Dr. Can Van Luc, chief economist at state-controlled bank BIDV, said amid the system’s abundant liquidity, the SBV withdraws money to partially keep interbank interest rates at more appropriate levels, indirectly supporting the stabilization of exchange rates.
“This is a normal operation of the SBV, but whether it will continue to issue bills or not depends on liquidity among banks,” he emphasized.

The State Bank of Vietnam issued nearly VND10 trillion ($411 million) of treasury bills on September 21, 2023. Photo by The Investor/Trong Hieu.
Sharing the same opinion, Dr. Le Xuan Nghia, a member of the National Financial and Monetary Policy Advisory Council, said that commercial banks currently have excess working capital but cannot lend to customers.
The central bank’s money withdrawal mainly aims to remove difficulties for some commercial banks with a surplus of working capital which was mobilized at relatively high interest rates, he noted.
Affirming this is a normal activity for central banks, he added that $411 million would not have much of an impact on the entire market but could reduce pressure on exchange rates.
When the system's liquidity is in excess, the SBV’s net withdrawal should be considered in correlation with exchange rate developments, according to FiinGroup, a leading Vietnamese financial data provider.
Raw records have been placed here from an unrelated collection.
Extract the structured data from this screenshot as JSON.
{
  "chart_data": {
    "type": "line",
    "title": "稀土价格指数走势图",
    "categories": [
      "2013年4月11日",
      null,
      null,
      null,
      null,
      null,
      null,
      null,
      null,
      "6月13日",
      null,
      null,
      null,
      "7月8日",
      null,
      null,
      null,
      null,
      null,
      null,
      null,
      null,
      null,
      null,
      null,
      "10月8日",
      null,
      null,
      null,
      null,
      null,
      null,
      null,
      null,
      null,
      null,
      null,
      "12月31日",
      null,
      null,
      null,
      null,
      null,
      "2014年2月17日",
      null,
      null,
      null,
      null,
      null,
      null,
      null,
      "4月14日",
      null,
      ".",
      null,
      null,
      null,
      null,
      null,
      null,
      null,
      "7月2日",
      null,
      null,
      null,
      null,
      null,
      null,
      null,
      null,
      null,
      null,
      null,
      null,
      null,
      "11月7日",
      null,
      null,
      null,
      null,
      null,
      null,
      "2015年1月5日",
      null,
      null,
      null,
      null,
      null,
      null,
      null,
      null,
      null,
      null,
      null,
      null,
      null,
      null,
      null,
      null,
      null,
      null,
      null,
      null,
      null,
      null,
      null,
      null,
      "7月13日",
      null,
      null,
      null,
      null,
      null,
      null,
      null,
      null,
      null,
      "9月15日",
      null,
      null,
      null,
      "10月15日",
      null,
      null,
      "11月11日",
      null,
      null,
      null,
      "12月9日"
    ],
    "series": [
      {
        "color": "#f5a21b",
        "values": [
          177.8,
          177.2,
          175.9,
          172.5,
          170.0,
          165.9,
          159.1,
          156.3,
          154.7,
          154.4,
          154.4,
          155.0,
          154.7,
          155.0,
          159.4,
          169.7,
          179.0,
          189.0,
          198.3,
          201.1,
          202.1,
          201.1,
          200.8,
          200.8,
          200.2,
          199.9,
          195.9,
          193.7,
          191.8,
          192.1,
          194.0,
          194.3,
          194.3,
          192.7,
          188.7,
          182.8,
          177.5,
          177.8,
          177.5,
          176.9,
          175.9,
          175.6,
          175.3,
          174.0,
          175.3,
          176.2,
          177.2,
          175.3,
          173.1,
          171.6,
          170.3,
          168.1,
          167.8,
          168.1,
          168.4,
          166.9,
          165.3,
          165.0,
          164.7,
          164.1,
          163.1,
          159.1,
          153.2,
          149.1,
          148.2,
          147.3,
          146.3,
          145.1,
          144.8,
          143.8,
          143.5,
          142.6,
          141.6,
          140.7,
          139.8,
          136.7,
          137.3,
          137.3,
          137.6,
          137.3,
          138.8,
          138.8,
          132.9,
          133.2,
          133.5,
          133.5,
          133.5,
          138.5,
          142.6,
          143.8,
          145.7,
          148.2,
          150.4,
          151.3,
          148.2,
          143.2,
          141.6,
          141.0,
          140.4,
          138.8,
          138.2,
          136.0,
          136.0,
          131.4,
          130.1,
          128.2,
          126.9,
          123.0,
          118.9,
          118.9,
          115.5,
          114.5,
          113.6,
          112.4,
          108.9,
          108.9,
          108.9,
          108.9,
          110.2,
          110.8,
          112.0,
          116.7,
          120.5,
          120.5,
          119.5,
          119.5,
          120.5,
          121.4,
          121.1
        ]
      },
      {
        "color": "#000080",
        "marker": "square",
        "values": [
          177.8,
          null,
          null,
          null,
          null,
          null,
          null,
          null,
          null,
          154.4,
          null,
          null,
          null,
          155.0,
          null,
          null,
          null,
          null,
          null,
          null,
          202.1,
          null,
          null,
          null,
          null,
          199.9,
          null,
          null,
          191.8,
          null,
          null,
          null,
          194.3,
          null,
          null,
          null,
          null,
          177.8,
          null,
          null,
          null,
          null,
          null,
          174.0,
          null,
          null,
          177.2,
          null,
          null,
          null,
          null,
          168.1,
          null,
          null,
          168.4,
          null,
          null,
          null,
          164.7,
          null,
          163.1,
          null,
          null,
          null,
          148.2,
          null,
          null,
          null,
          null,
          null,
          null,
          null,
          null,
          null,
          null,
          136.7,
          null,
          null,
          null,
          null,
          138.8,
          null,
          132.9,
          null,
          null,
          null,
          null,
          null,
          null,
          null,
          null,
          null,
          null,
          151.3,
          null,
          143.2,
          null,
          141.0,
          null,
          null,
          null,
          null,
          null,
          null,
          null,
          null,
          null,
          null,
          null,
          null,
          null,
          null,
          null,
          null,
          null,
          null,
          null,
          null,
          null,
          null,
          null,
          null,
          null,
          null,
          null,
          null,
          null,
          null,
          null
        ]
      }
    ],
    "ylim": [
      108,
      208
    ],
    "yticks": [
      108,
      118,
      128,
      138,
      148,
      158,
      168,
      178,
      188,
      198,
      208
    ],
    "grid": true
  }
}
This move shows that the central bank is willing to intervene to "cool down" exchange rates and is expecting to retain foreign cash flow lined up to be withdrawn or creating a boost for foreign cash flow waiting for disbursement, it added.
The SBV said on Thursday that it had issued nearly VND10 trillion ($411 million) of treasury bills via auction with the winning interest rate of 0.69% per year. The bills have a term of 28 days from September 21, with the interest rate paid once at the beginning of the period.
This was the first bill issuance by the SBV in more than six months (from March 10). Newly released data from the SBV showed that credit is still growing very slowly, reaching only 5.56% in the year to September 15, up slightly from a 5.33% increase at the end of August, while the target set for the year is 14%.
Vietnam’s credit reached about VND12,560 trillion ($522.14 billion) in the year to August 29, up only 5.33% from the end of last year, said standing Deputy Governor of the State Bank of Vietnam (SBV) Dao Minh Tu on September 7.
The figure was low compared to an increase of 9.87% in the same period last year. A major reason is economic difficulties persist, leading to low credit demand for business expansion and investment activities.
"The supply of credit to the economy has still faced difficulties as businesses cannot absorb capital and do not want to borrow money," Tu noted.